My new home is a repurposed hotel. I live with a lawyer going through a divorce, a Russian body builder who cooks chicken thighs for breakfast, lunch, and dinner, and a French girl who insults the rest of us on phone calls from the thin walls of her bedroom. We don’t get the language, but we get the idea.

A week into my sublet, a guy moves in who calls himself a producer. His clients are explicit websites. He uses the apartment as a set, sending group texts to warn us when naked people are posing in the living room. This is the Brooklyn Experience™ of the early and mid-2010s. The Golden Age of Girls millennials.

The scene is real. Was real?

Our unit of the building appears to have been the lobby of the hotel. The stairs to the second floor run up the wall to join a waist-high rampart hugging the second floor. I imagine families waving at each other, the kids from the top of the stairs by their room to their parents in the lobby as they check in. From the second floor railing, I watch the Russian burn chicken thighs and swipe on Tinder. From my room. This is easy: My room has a window-shaped hole in the wall that looks onto the inside of the apartment and down into the kitchen. I cover the hole with a hardened yellow towel. I’m not sure if it’s clean. I never check. In the third-coldest winter on the history of New York City, I sleep with no heat. In a winter jacket. Rent is one thousand something-or-other and fifty dollars a month. Split between five cold strangers.

At my new job, I bite back tears every Friday when my coworkers talk about weekend plans. I spend my 27th birthday alone at a bar staring at a stained glass window that the bartender claims is imported from Germany. I write a novel about automation in a notebook. Walking home and lying in bed without taking off my winter jacket, I realize why so many rockstars die at 27. This is the year where all the currents of yourself break against the shore.

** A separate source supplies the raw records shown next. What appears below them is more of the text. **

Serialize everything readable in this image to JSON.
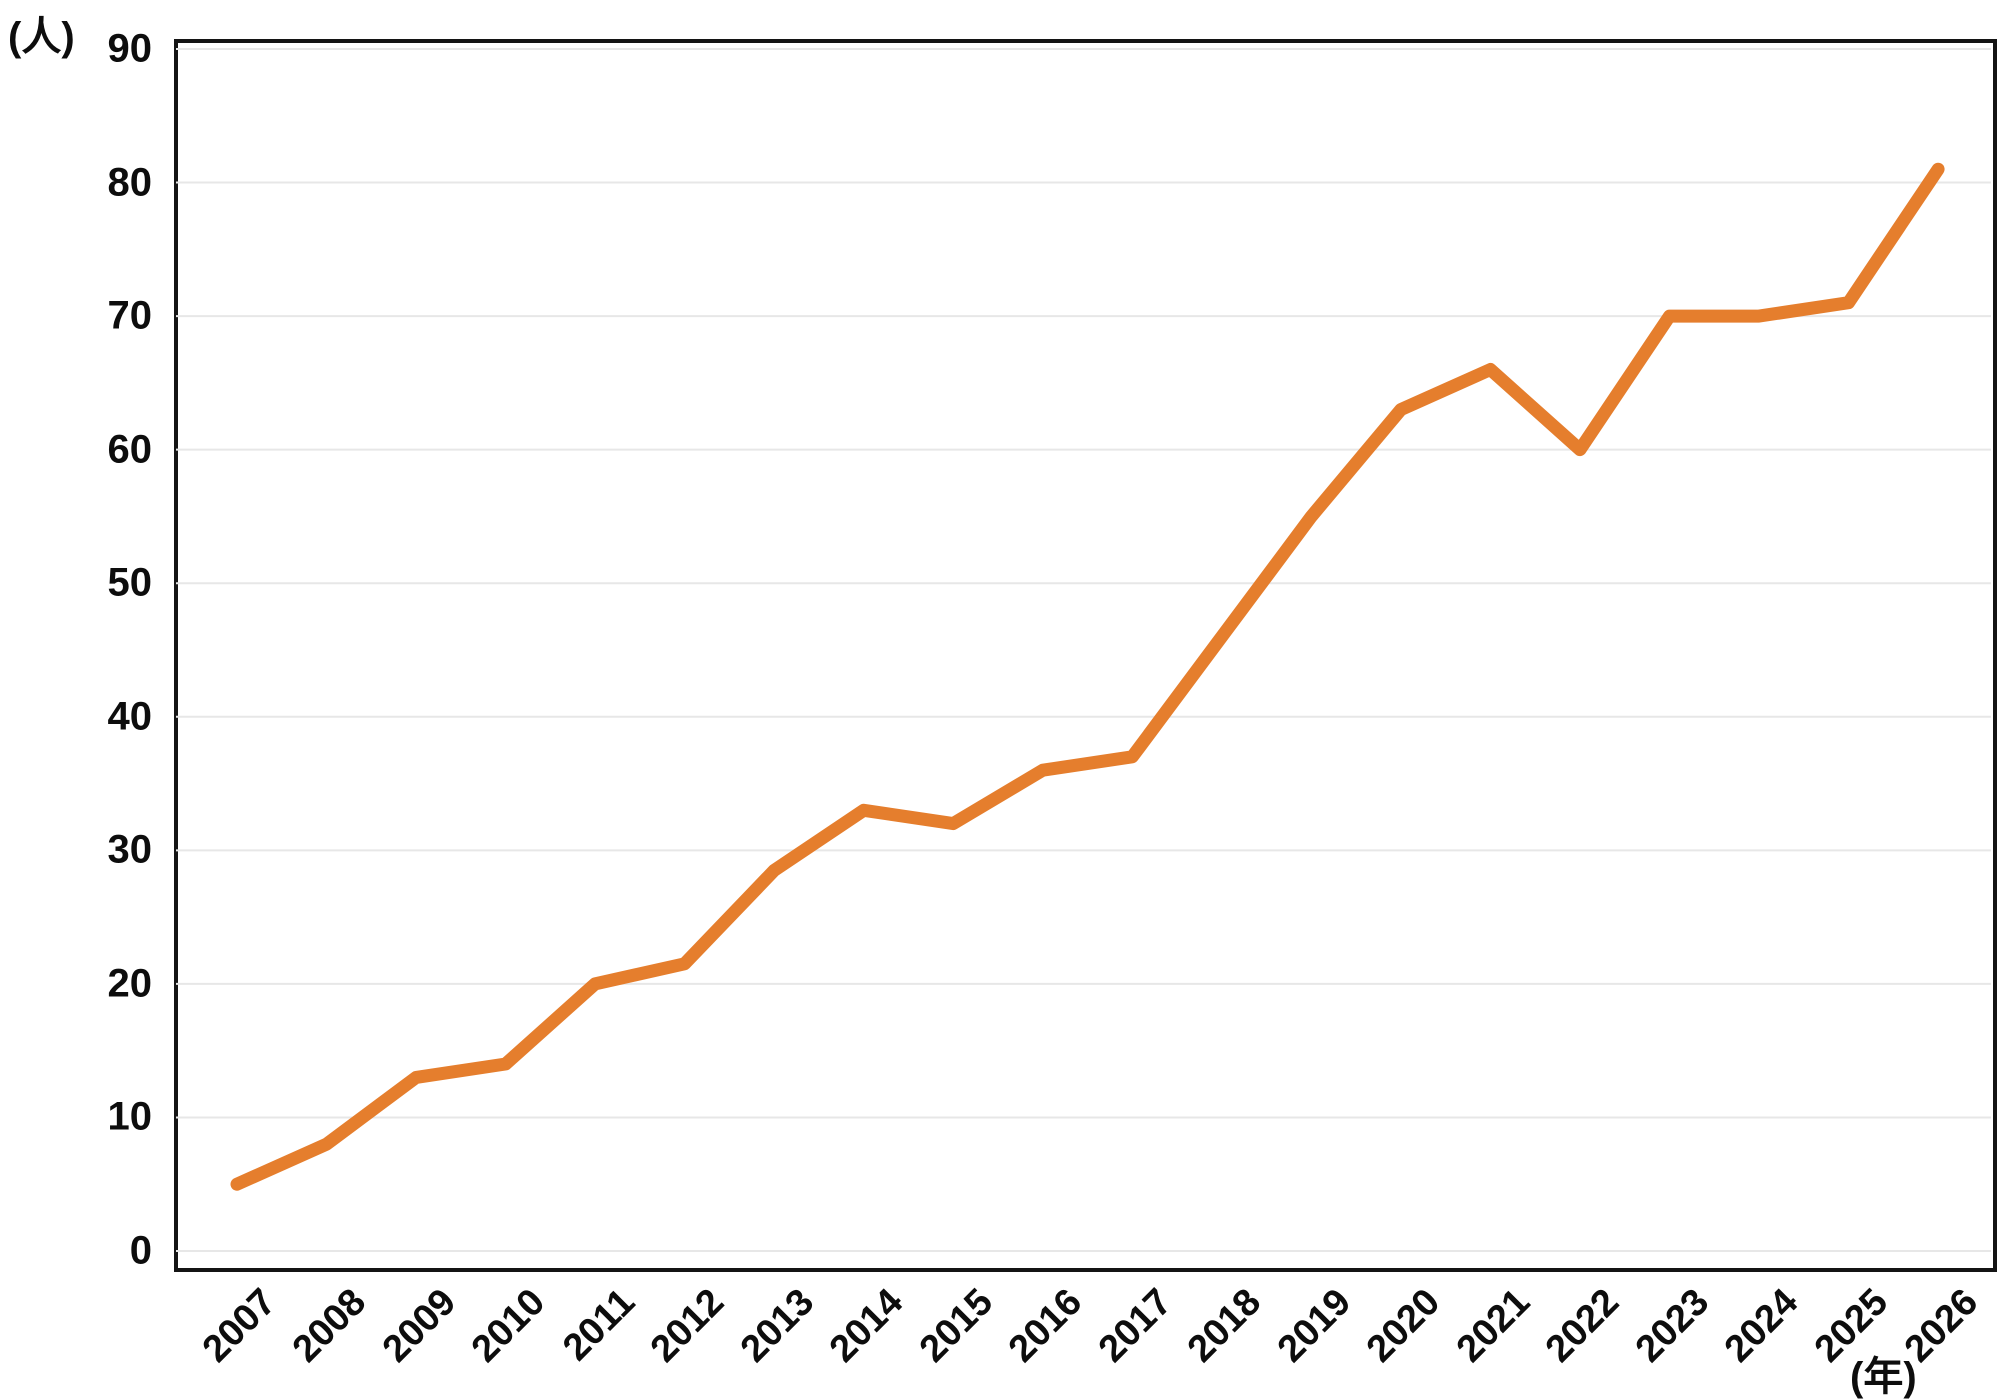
{
  "chart": {
    "y_unit": "(人)",
    "x_unit": "(年)"
  },
  "chart_data": {
    "type": "line",
    "title": "",
    "categories": [
      "2007",
      "2008",
      "2009",
      "2010",
      "2011",
      "2012",
      "2013",
      "2014",
      "2015",
      "2016",
      "2017",
      "2018",
      "2019",
      "2020",
      "2021",
      "2022",
      "2023",
      "2024",
      "2025",
      "2026"
    ],
    "values": [
      5,
      8,
      13,
      14,
      20,
      21.5,
      28.5,
      33,
      32,
      36,
      37,
      46,
      55,
      63,
      66,
      60,
      70,
      70,
      71,
      81
    ],
    "xlabel": "(年)",
    "ylabel": "(人)",
    "ylim": [
      0,
      90
    ],
    "ytick_step": 10,
    "yticks": [
      0,
      10,
      20,
      30,
      40,
      50,
      60,
      70,
      80,
      90
    ],
    "grid": "horizontal",
    "legend": "none",
    "line_color": "#E57E2D",
    "grid_color": "#E7E7E7",
    "axis_box_color": "#141414",
    "text_color": "#0d0d0d"
  }
}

In the cold of myself, I become the cold stranger. I curl with envy like an ingrown toenail. I self-destruct my Facebook. I pen manifestos about the emptiness behind everything that everyone does in New York City, never once thinking it was because I felt left out. Looking into the hole in the wall of what I left behind, I fall into it instead of filling it. Every day, I get more used to telling people I’m looking for a table for one. I stop wondering what people think of me, because they aren’t thinking of me.

When you have no history, you have no face.

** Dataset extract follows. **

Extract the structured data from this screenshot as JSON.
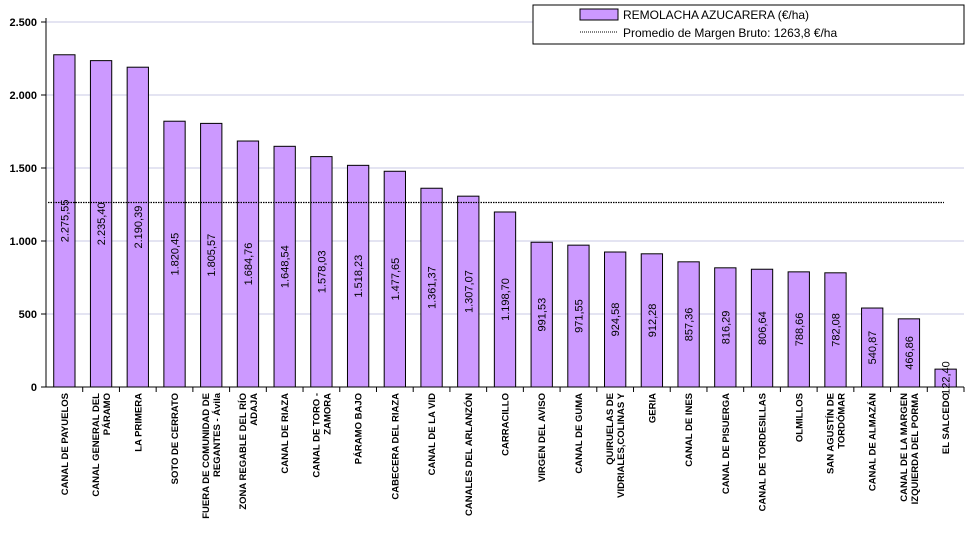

You are only someone else’s moments.

When I leave for Las Vegas for a work trip, the apartment catches fire. The front of the building is painted black. Our clothes are soaked from the fire truck’s violent but effective hosing. From my bedroom, I watch the shapes of all my costumes sit in the frosty April morning, waiting for the sun.

I have a breakdown.

I have another breakdown.

It’s too cold to go outside.

I’m frozen in Brooklyn.

2. The Extrovert.

The L train shudders in front of her. More people in their twenties emerge, foaming between the doors in expensive jackets, all fleece and cushions and wooden jewelry and bright color tattoos. Karen swims manages to grapple hold of a passing lumberjack (or what appears to be a lumberjack) and is whisked into the train, smashed among the twentysomethings.

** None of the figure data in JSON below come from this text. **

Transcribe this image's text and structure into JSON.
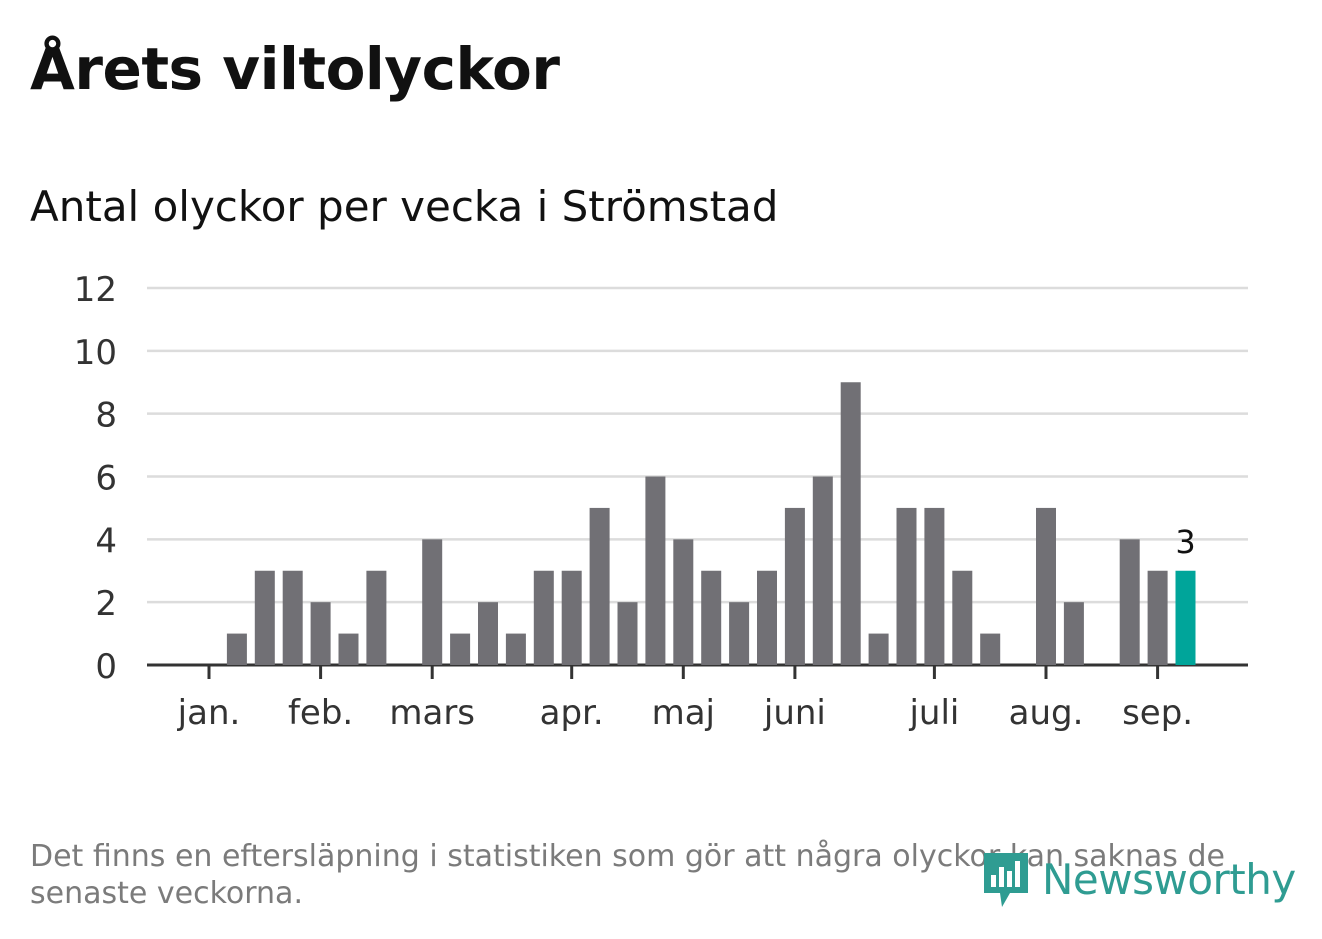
{
  "title": "Årets viltolyckor",
  "subtitle": "Antal olyckor per vecka i Strömstad",
  "footnote": "Det finns en eftersläpning i statistiken som gör att några olyckor kan saknas de senaste veckorna.",
  "logo": {
    "text": "Newsworthy",
    "icon": "bar-chart-speech-bubble-icon",
    "color": "#2f9c92"
  },
  "colors": {
    "bar": "#717075",
    "highlight": "#00a59a",
    "grid": "#dcdcdc",
    "axis": "#333333"
  },
  "chart_data": {
    "type": "bar",
    "title": "Antal olyckor per vecka i Strömstad",
    "ylim": [
      0,
      12
    ],
    "yticks": [
      0,
      2,
      4,
      6,
      8,
      10,
      12
    ],
    "grid": true,
    "x_unit": "week",
    "x_tick_labels": [
      {
        "label": "jan.",
        "week": 1
      },
      {
        "label": "feb.",
        "week": 5
      },
      {
        "label": "mars",
        "week": 9
      },
      {
        "label": "apr.",
        "week": 14
      },
      {
        "label": "maj",
        "week": 18
      },
      {
        "label": "juni",
        "week": 22
      },
      {
        "label": "juli",
        "week": 27
      },
      {
        "label": "aug.",
        "week": 31
      },
      {
        "label": "sep.",
        "week": 35
      }
    ],
    "weeks": [
      1,
      2,
      3,
      4,
      5,
      6,
      7,
      8,
      9,
      10,
      11,
      12,
      13,
      14,
      15,
      16,
      17,
      18,
      19,
      20,
      21,
      22,
      23,
      24,
      25,
      26,
      27,
      28,
      29,
      30,
      31,
      32,
      33,
      34,
      35,
      36
    ],
    "values": [
      0,
      1,
      3,
      3,
      2,
      1,
      3,
      0,
      4,
      1,
      2,
      1,
      3,
      3,
      5,
      2,
      6,
      4,
      3,
      2,
      3,
      5,
      6,
      9,
      1,
      5,
      5,
      3,
      1,
      0,
      5,
      2,
      0,
      4,
      3,
      3
    ],
    "highlight_index": 35,
    "highlight_label": "3"
  }
}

She jerks backwards as the train starts, catching her reflection in the smears of the subway window. Always, she notices the crow’s feet, like she’s exhausted from seeing the world. Not crows’ feet. Talons. Slender profile, blond hair with only a few strands of gray. She can still touch her toes. But on the L train she is a grandmother, decaying from the radioactive rush hour of youth. The knife-sharp eyes of the twentysomethings cut into each other: groomed werewolves and young men with shoulderbags, a flock of girls talking about a Netflix series while their eyes slide as shiny as gems across the possible futures as the train lurches down the tunnel. Invisibility is not a superpower, she thinks, but an inevitability. A curious curse.

-Eclipse in Lunar City (2016), Blaise Lucey

In the summer of 2015, I move from the old hotel in Carroll Gardens to a sublet in East Williamsburg. I quit my job. I get a new one. I’m single for the first time in five years. I have no friends or family for hundreds of miles.